Ve bil ki, sevgiliye giden yol iki kişilik değildir; ant olsun, o kapıdan yalnız geçilir de dönülmez geri. İşte tıpkı bu misal gibi, gerçek sevgi elde edilmek istenen şey değil — bırakışta kurulan bağdır.

Ah! Bilir misin ey ıslak güneş; böyle kutsal bir sevgi yalnız aykırıların kalbinde filizlenir.

...

VIII.

Dudaklarını ısırarak sordu:

“Ey kocaman yürek, sen hiç konuşmadan nasıl anlatırsın bu kadar çok şeyi? Bir söz etmeden de sevgi karşıdan anlaşılır mı?”

Ben cevap verdim:

Ona benzerliğim sayesinde ve varlığı yüzünden patlayan sevgim, ondan hiçbir şey duymak istemez ki; çünkü bu sevgi söze değil — sezgiye dayanır.

Eğer kalpler birbirine dokunursa suskunluk da konuşur; çünkü sessizlik, sevginin en sadık dilidir. Ah! Tanıklık, paylaşımdır da yabancı gelen artık onsuzluktur.

...

IX.

Kocaman gözlerle yine sordu:

“Ey mavi bulut, sevgi neden bazen bizi yakar da büyütür? Bu yanışın içinde bir doğru mu var?”

Ben cevap verdim:

Sözlerimin apaçık gerçek olduğunu bilirsiniz; ama sevgi el açana anlatmaz sırrını.

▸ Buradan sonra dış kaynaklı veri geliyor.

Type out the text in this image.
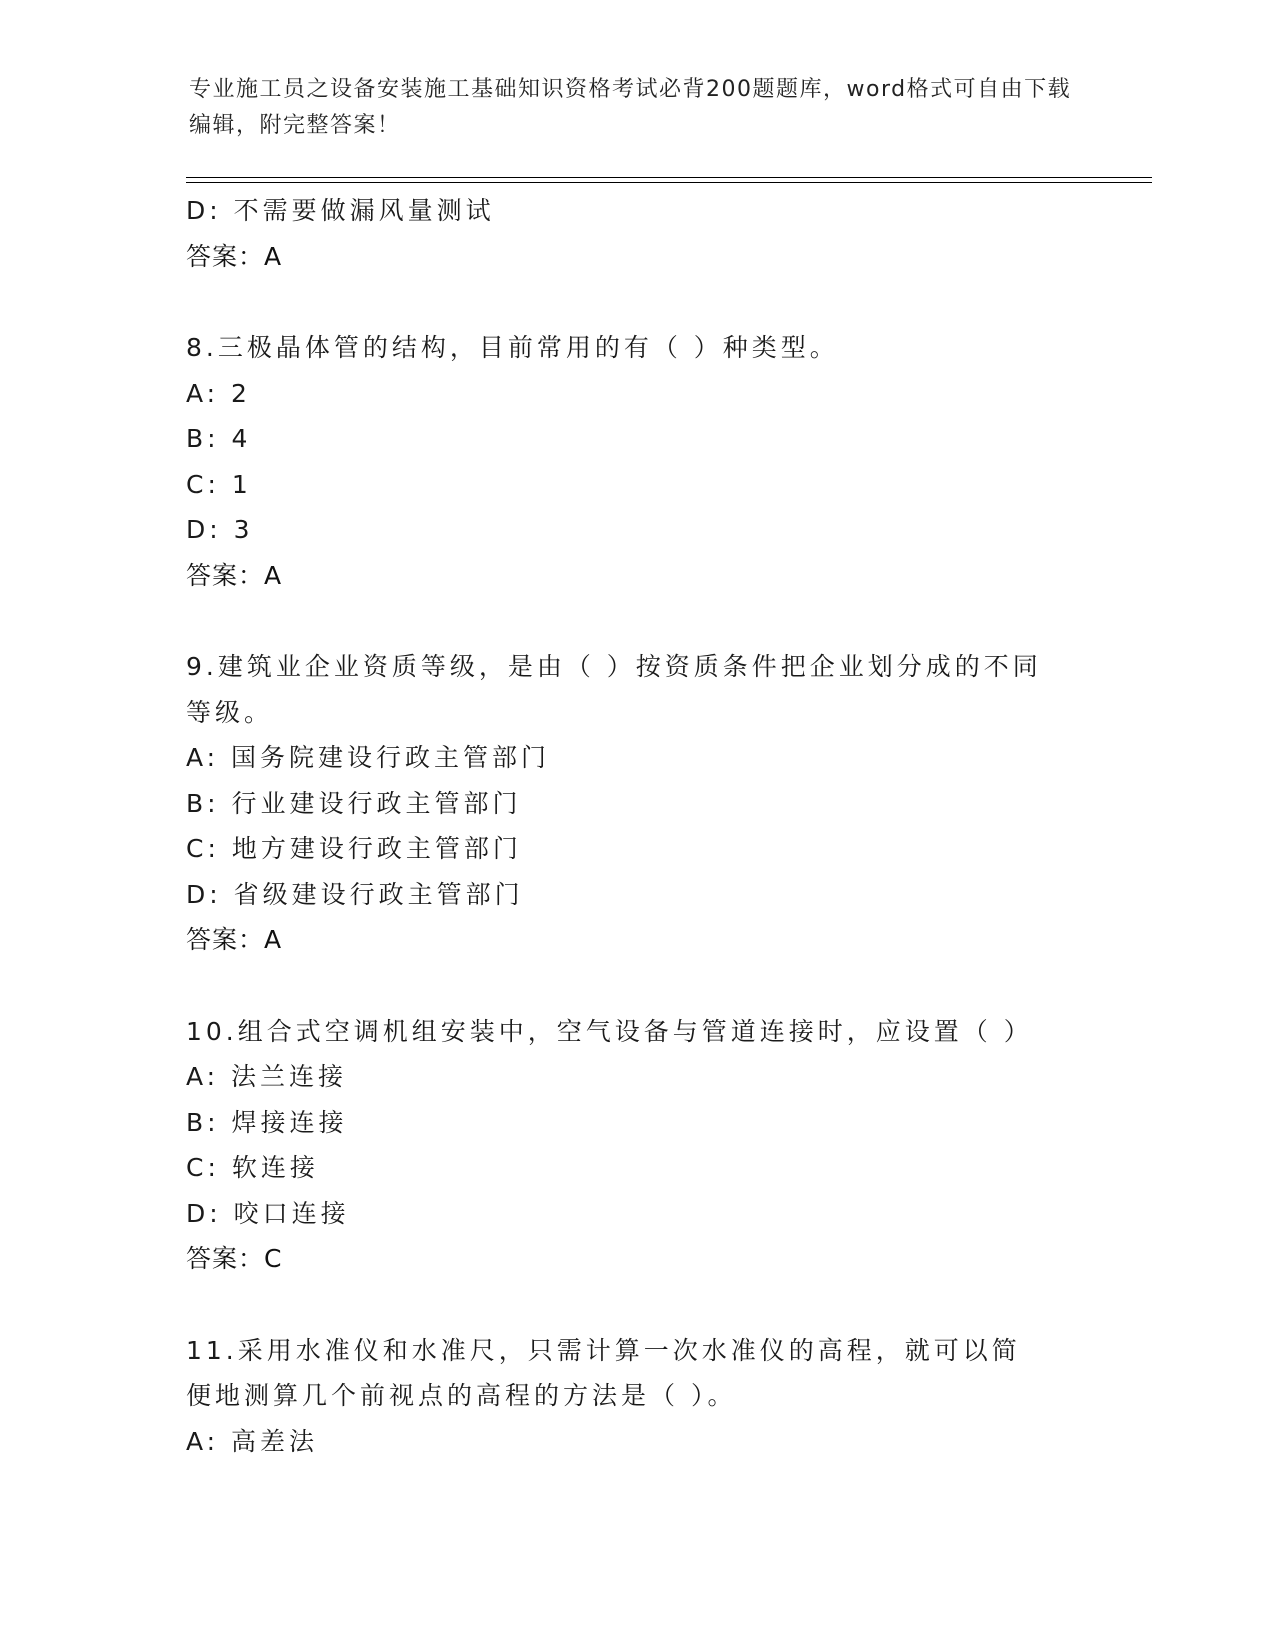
专业施工员之设备安装施工基础知识资格考试必背200题题库，word格式可自由下载编辑，附完整答案！
D: 不需要做漏风量测试
答案：A
8.三极晶体管的结构，目前常用的有（ ）种类型。
A: 2
B: 4
C: 1
D: 3
答案：A
9.建筑业企业资质等级，是由（ ）按资质条件把企业划分成的不同等级。
A: 国务院建设行政主管部门
B: 行业建设行政主管部门
C: 地方建设行政主管部门
D: 省级建设行政主管部门
答案：A
10.组合式空调机组安装中，空气设备与管道连接时，应设置（ ）
A: 法兰连接
B: 焊接连接
C: 软连接
D: 咬口连接
答案：C
11.采用水准仪和水准尺，只需计算一次水准仪的高程，就可以简便地测算几个前视点的高程的方法是（ ）。
A: 高差法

Bir gün ona: “Korkma, bu sevgi seni büyütmek için geldi” dedim. “İçimdeki sevgiye ant olsun ki” dedi “o ateştir bilirim — yakarken bile beni kutsar”

İşte bunu söyledi anlattığımı anlayıp bilen: “Bende var oluşunu fark edişle ama tanımadık gelen her şeyiyle sevdim birisini; gerçekten olmayanı bile onda olmadığı için sevendim.”

Başımı sallayıp gülümsedim.

...

X.

Ve son kez sordu aynı genç kız:

“Ey sevdiği kendisi olan, sevginde son var mı? Yoksa her bitiş bir başka başlangıç mı sende?”

Ben cevap verdim:

Eğer iki nefes birliğe ermişse, bil ki o yarım elmadır karşıdakine. Evet! Böyle aykırı sevmekten, sadece benim gibi aykırılar mutlu olur! Ama öyle bir günden korkarım ki, o gün ben sevileni bugünden daha çok seveyim. Evet! Sevginin sonu, bugün daha çok sevdiğini keşfetmektir: onu geçmişte daha az seven yapan!

O halde gerçeği bildiğin hâlde reddetme; çünkü sevgiliyle var olur Yaşam.

Onu tanımak değil bilmemek ölümdür. Ve muhakkak ki kendini sevgisiyle yok eden, birliğe kavuşur!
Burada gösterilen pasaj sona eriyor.